Take a Long-Term View: The Complete R&D Cycle for Innovative Drugs Can Span 40–50 Years, Divided into Phases of Technological Accumulation, R&D Breakthroughs, Peak Sales, and Decline. Chinese pharmaceutical companies that seize the R&D breakthrough phase have the potential to become leading innovators in the industry.

 

We are in a period of R&D breakthroughs in the new cycle of innovative drugs. To seize this investment opportunity, we should replicate Japan’s follow-on innovation model of the 1980s and 1990s.

 

The aforementioned investors stated that great Chinese innovative drug companies do not necessarily follow a single growth model or path.

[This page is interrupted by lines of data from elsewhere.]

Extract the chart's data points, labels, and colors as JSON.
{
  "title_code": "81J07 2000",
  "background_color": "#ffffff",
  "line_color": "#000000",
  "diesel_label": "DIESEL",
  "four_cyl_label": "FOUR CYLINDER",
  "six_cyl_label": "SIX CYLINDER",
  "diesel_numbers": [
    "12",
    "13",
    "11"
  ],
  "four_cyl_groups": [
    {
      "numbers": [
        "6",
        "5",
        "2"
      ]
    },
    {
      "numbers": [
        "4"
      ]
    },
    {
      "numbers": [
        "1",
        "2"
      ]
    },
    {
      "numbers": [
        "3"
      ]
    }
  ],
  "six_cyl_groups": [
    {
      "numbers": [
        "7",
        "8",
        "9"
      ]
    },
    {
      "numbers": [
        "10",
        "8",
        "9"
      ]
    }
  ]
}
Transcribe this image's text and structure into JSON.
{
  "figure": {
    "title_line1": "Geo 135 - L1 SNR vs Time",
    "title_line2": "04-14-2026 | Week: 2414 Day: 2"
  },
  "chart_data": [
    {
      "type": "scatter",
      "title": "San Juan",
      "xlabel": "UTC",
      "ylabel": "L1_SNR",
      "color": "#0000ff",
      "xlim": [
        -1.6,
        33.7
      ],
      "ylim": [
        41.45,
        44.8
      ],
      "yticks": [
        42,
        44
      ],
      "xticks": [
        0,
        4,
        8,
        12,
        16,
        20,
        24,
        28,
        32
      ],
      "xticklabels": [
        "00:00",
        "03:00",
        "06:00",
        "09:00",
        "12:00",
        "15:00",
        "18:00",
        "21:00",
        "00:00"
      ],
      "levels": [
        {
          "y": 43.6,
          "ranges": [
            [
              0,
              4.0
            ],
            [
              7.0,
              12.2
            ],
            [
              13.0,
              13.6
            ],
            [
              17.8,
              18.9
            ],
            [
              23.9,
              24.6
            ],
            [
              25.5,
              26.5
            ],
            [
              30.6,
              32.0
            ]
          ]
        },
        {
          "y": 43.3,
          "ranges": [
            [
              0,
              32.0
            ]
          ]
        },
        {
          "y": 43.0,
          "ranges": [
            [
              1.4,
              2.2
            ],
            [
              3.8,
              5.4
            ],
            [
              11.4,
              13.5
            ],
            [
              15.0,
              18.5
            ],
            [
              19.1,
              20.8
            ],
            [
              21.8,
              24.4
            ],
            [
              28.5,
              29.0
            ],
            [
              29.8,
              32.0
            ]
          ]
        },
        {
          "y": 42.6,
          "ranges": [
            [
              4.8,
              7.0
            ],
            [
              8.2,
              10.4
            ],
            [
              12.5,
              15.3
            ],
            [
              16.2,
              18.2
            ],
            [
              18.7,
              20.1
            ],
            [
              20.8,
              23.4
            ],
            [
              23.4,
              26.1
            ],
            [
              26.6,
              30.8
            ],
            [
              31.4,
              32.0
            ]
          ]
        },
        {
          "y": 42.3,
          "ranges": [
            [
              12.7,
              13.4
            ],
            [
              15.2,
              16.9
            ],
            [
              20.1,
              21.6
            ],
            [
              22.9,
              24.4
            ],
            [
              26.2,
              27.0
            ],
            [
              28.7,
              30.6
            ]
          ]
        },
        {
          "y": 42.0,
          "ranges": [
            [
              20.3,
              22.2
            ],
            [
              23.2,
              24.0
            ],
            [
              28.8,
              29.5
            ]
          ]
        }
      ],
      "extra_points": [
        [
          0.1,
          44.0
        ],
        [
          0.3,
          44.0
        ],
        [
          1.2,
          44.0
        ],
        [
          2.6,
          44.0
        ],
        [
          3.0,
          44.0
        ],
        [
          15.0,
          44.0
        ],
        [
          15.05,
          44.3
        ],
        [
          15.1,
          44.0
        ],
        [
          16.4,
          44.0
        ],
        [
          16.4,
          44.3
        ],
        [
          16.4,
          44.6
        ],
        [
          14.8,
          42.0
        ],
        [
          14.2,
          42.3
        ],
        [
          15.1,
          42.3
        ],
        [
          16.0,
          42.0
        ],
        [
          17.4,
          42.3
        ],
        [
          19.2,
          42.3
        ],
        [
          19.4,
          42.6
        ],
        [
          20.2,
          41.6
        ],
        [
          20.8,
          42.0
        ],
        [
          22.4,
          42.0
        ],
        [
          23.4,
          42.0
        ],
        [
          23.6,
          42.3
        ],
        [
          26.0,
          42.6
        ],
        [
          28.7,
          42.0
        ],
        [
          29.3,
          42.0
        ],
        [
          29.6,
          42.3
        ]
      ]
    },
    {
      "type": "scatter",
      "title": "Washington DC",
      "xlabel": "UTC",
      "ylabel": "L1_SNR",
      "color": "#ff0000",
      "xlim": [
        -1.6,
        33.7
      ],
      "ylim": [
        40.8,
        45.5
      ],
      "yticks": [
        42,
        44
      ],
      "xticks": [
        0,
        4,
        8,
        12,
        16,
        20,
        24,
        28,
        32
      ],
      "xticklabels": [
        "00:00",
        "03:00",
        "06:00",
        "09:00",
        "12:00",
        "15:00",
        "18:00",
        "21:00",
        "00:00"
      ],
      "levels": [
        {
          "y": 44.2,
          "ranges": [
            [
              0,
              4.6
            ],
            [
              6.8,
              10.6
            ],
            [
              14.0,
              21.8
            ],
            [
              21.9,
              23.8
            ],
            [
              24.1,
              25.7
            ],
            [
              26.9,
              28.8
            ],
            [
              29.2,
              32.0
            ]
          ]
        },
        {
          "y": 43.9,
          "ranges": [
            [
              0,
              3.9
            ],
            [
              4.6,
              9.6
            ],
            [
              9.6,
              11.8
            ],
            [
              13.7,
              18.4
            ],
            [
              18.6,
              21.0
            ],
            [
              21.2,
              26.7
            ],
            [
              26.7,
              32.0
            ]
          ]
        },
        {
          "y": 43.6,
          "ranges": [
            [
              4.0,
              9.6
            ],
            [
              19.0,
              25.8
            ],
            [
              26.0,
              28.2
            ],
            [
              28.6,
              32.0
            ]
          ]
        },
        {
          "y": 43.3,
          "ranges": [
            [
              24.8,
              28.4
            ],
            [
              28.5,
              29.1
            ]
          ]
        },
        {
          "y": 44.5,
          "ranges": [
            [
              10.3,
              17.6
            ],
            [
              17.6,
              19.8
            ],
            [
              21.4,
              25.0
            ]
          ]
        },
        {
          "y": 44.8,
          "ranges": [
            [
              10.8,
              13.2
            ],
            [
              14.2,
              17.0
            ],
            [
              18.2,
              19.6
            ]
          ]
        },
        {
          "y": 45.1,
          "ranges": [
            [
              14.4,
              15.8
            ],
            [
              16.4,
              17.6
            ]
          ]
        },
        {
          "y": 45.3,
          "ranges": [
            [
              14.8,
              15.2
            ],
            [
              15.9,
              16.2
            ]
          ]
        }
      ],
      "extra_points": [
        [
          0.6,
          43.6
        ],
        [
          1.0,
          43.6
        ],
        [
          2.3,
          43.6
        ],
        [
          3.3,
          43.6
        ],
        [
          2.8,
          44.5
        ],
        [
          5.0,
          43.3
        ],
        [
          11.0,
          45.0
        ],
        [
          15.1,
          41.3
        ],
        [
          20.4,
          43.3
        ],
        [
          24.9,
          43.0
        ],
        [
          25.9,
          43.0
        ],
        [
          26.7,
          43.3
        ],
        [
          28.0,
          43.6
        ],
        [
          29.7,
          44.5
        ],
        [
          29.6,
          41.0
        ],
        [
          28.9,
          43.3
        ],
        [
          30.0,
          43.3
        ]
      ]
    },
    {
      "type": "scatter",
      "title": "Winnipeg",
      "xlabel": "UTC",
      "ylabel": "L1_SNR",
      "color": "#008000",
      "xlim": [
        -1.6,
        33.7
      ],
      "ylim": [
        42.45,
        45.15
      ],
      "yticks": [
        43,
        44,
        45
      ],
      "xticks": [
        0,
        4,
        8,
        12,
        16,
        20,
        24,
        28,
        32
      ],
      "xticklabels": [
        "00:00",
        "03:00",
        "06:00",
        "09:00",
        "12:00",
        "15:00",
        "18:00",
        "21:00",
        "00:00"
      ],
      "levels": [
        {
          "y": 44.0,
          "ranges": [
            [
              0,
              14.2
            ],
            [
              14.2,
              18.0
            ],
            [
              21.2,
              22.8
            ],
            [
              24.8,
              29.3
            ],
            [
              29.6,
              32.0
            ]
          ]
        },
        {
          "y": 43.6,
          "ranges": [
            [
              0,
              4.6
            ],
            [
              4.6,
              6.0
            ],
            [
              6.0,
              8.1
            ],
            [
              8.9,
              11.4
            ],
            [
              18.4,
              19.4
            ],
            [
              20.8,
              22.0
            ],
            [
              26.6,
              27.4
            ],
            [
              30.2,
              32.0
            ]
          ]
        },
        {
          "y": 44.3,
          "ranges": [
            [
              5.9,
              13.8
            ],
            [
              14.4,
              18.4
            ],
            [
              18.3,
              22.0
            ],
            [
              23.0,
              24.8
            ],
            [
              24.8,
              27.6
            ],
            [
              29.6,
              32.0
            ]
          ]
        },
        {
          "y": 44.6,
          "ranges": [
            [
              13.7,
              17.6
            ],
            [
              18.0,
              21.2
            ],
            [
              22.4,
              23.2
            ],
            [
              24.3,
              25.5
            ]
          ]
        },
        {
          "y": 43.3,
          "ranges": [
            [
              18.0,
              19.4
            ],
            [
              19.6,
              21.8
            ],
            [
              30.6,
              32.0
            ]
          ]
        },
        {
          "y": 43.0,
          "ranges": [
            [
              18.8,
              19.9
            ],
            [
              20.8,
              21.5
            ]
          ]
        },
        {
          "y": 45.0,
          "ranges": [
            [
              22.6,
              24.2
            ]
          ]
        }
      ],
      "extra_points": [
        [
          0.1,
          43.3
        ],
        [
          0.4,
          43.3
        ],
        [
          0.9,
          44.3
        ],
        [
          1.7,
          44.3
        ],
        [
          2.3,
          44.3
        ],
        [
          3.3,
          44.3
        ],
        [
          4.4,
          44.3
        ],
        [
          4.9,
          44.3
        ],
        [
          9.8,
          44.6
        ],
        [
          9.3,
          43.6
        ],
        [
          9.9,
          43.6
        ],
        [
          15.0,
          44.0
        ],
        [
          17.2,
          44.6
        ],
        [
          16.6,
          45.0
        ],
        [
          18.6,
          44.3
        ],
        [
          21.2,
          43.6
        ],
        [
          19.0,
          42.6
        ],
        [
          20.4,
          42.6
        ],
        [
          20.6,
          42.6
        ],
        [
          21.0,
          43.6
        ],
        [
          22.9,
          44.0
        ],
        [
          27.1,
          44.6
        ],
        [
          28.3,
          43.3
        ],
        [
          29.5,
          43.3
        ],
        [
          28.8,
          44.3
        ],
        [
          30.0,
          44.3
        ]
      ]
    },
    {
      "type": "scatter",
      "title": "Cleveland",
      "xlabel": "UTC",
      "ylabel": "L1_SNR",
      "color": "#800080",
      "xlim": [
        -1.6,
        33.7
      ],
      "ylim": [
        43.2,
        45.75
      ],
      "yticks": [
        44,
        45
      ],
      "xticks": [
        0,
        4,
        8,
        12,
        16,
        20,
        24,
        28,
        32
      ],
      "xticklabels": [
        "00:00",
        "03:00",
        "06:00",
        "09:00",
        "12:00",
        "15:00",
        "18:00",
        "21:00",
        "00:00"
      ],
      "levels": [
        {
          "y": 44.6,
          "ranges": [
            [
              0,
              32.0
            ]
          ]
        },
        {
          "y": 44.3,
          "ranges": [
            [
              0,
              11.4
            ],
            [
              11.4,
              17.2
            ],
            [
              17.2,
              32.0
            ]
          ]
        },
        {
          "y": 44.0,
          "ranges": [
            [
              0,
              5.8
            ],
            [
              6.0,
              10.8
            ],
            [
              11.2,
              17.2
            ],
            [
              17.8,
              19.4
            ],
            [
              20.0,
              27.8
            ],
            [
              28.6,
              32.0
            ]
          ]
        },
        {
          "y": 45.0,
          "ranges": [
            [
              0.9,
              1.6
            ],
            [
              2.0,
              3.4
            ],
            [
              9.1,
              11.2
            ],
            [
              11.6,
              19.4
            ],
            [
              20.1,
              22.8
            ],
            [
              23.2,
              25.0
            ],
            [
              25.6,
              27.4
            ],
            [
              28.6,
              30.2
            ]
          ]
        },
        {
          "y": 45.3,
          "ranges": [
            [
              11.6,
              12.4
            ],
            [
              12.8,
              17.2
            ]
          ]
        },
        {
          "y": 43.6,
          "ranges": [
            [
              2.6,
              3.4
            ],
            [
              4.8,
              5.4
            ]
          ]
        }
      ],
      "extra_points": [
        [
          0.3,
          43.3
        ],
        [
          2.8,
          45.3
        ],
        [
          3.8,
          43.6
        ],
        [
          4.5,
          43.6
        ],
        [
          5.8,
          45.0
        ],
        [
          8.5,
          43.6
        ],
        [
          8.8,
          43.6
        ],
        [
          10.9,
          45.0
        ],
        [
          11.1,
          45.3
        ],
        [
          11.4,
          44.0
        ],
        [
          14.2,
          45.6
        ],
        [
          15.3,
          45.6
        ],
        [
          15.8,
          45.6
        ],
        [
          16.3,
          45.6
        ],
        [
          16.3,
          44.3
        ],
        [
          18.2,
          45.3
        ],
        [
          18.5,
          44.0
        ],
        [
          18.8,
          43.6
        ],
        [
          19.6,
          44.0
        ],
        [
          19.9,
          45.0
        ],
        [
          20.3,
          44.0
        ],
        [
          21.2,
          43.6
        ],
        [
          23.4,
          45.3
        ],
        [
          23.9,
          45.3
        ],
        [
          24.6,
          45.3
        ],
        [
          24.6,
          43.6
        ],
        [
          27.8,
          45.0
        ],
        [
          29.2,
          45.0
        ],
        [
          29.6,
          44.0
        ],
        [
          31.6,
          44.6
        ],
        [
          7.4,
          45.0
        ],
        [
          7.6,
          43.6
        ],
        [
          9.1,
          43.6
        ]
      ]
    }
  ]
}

In-house R&D capability is the foundation for sustained innovation, robust business development (BD) capability serves as a critical moat, and localized commercialization capability is key to future cash flows. While all these factors are crucial, the domestic innovative drug industry is still in its early stages, making it difficult to find companies that excel in every area. From a long-term perspective, enterprises that control core resources throughout the industry’s development trajectory possess certain investment value.